Half of Organisations Have No DLP for AI, and Policies Alone Do Not Work

Netskope’s 2026 Cloud and Threat Report found that only 50 per cent of organisations have deployed DLP tools that cover generative AI applications. Among those that have, the average organisation now records 223 monthly attempts by employees to include sensitive data in GenAI prompts or uploads. That figure has more than doubled year-on-year. Zscaler recorded 410 million DLP policy violations tied to ChatGPT alone in 2025 (Netskope, 2026; Zscaler, 2026).

Traditional DLP architectures were designed for file-based, network-level inspection and are fundamentally blind to copy-paste operations in browser-based AI interfaces. LayerX data shows that copy-paste has surpassed file uploads as the primary data exfiltration channel. Encrypted traffic creates further blind spots for network-based DLP.

The most promising enforcement approach is real-time coaching rather than blanket blocking. Netskope data shows 73 per cent of users who receive real-time coaching warnings choose not to proceed with the risky action, and 57 per cent altered their behaviour after coaching alerts. This is dramatically more effective than the approximately 3 per cent reduction in risky behaviour that Microsoft’s Digital Defense Report attributes to awareness training alone (Netskope, 2026). Blocking drives workarounds, while coaching changes behaviour at the point of risk.

What Organisations Need to Do

The accepted framework across NIST, ISO 42001, the OAIC, and the ICO now converges on a tiered data classification model mapped against tool type. Public data is permitted with any approved tool. Internal data is permitted only with enterprise-licensed AI tools. Confidential data is restricted to enterprise tools with contractual data protection agreements. Restricted or highly sensitive data is prohibited from all external AI tools.

That framework exists on paper. Fewer than a third of organisations have implemented it (ISACA, 2025). The gap between framework and practice is where the risk lives.

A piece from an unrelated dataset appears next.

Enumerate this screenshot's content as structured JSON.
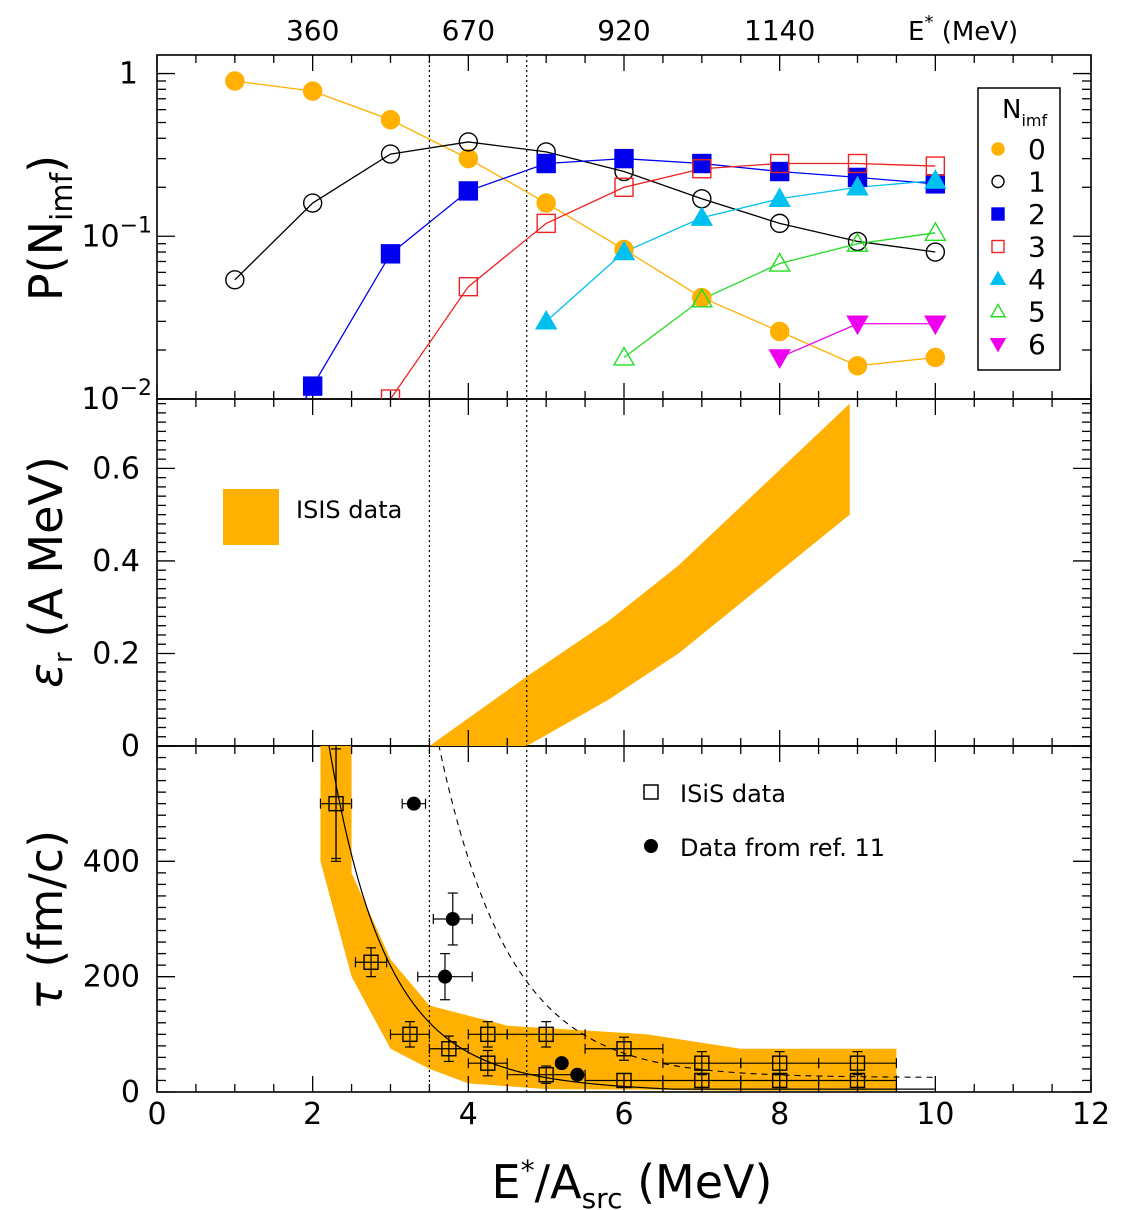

For SMEs without dedicated security teams, the practical path is a scenario-based AI acceptable use policy that addresses the five most common grey zones explicitly: email content, meeting notes, source code, customer data, and internal documents. The policy should be paired with an approved-tools list reviewed quarterly and just-in-time coaching delivered through browser-based DLP. The policy does not need to be long. It needs to answer the question every employee is already asking: “Can I paste this?”

CISA’s May 2025 AI Data Security guidance, co-published with the Australian Signals Directorate and agencies from New Zealand and the UK, reinforces these requirements: data classification, access controls, encryption, privacy-preserving techniques, and ongoing monitoring (CISA/ASD, 2025). Research on training effectiveness from UC San Diego found interactive, scenario-based training reduced future risky behaviour by 19 per cent, while static training showed negligible effect. Training effects degrade after four to six months without reinforcement (UC San Diego; Gartner/SANS/KnowBe4).

Employees are putting sensitive data into AI tools at scale, every day. Whether organisations give them clear, scenario-based rules before the next Samsung-style incident becomes their own is the governance question most have not yet answered.